Gillibrand acknowledged she enters the race as a virtual unknown in Iowa. She barely registered in a December Des Moines Register/CNN poll of likely 2020 Iowa Democratic caucus-goers, which put well-known potential candidates like former Vice President Joe Biden and Senator Bernie Sanders at the top.
At a “house party” in Sioux City, one voter asked her to explain her role in helping oust former Senator Al Franken from the Senate.
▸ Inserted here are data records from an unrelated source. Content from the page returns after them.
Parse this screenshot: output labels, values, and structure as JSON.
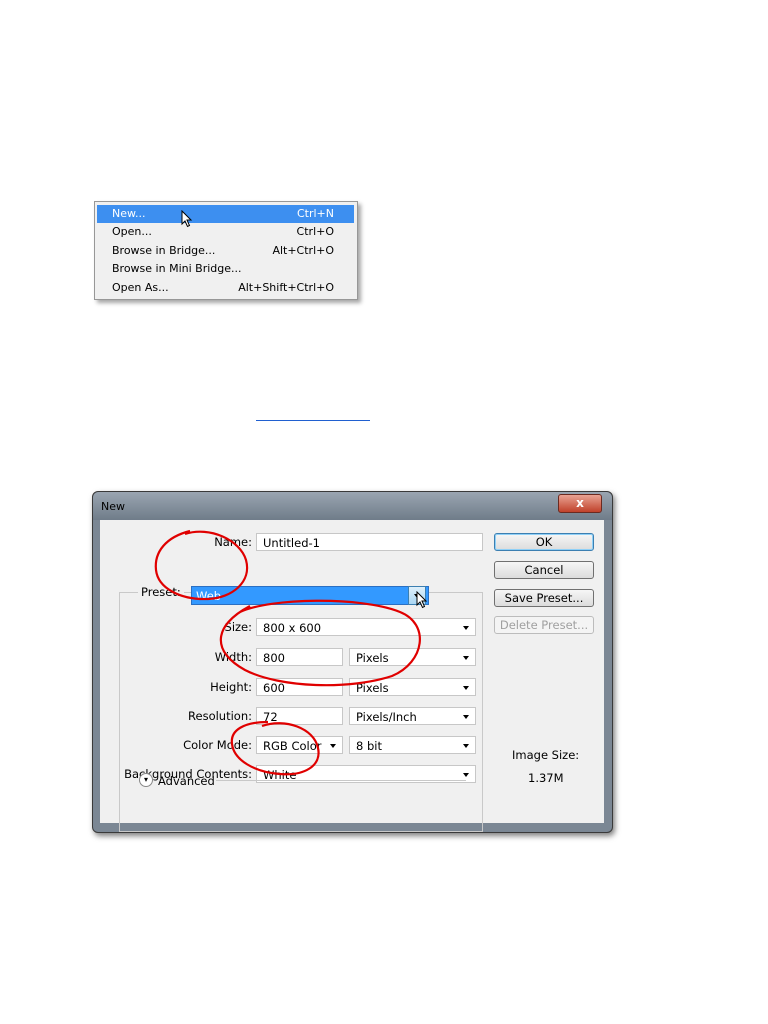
{
  "file_menu": {
    "items": [
      {
        "label": "New...",
        "shortcut": "Ctrl+N",
        "highlighted": true
      },
      {
        "label": "Open...",
        "shortcut": "Ctrl+O",
        "highlighted": false
      },
      {
        "label": "Browse in Bridge...",
        "shortcut": "Alt+Ctrl+O",
        "highlighted": false
      },
      {
        "label": "Browse in Mini Bridge...",
        "shortcut": "",
        "highlighted": false
      },
      {
        "label": "Open As...",
        "shortcut": "Alt+Shift+Ctrl+O",
        "highlighted": false
      }
    ]
  },
  "dialog": {
    "title": "New",
    "close_label": "x",
    "name_label": "Name:",
    "name_value": "Untitled-1",
    "preset_label": "Preset:",
    "preset_value": "Web",
    "size_label": "Size:",
    "size_value": "800 x 600",
    "width_label": "Width:",
    "width_value": "800",
    "width_unit": "Pixels",
    "height_label": "Height:",
    "height_value": "600",
    "height_unit": "Pixels",
    "resolution_label": "Resolution:",
    "resolution_value": "72",
    "resolution_unit": "Pixels/Inch",
    "color_mode_label": "Color Mode:",
    "color_mode_value": "RGB Color",
    "bit_depth_value": "8 bit",
    "background_label": "Background Contents:",
    "background_value": "White",
    "advanced_label": "Advanced",
    "buttons": {
      "ok": "OK",
      "cancel": "Cancel",
      "save_preset": "Save Preset...",
      "delete_preset": "Delete Preset..."
    },
    "image_size_label": "Image Size:",
    "image_size_value": "1.37M"
  },
  "colors": {
    "menu_highlight": "#3d8ff0",
    "annotation": "#e00000",
    "selection": "#3399ff"
  }
}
Franken resigned from the Senate in 2017 in the wake of the #MeToo movement after being accused of harassing women.
Gillibrand was the most vocal of his colleagues to criticize him, which prompted blowback from other liberals who felt she had rushed to judgment.
“It wasn’t possible for me to remain silent, because what my silence meant was defending him, carrying his water, which I was unwilling to do,” Gillibrand said.
At the same event, another voter asked her to explain why early in her political career she had received an “A” rating from the gun-rights group the National Rifle Association (NRA), a score reflecting its approval of her votes on gun laws.
Gillibrand explained that growing up in rural New York state, she had never thought about gun control.
“I really only thought of guns through the lens of hunting. My mother still shoots the Thanksgiving turkey,” she said, drawing laughter.
But then she appeared to choke back tears as she discussed meeting the family of a young woman who was a bystander when she was killed with a gun. As a result, she sponsored legislation to reduce gun trafficking.
“I’m proud to have an F from the NRA,” she said.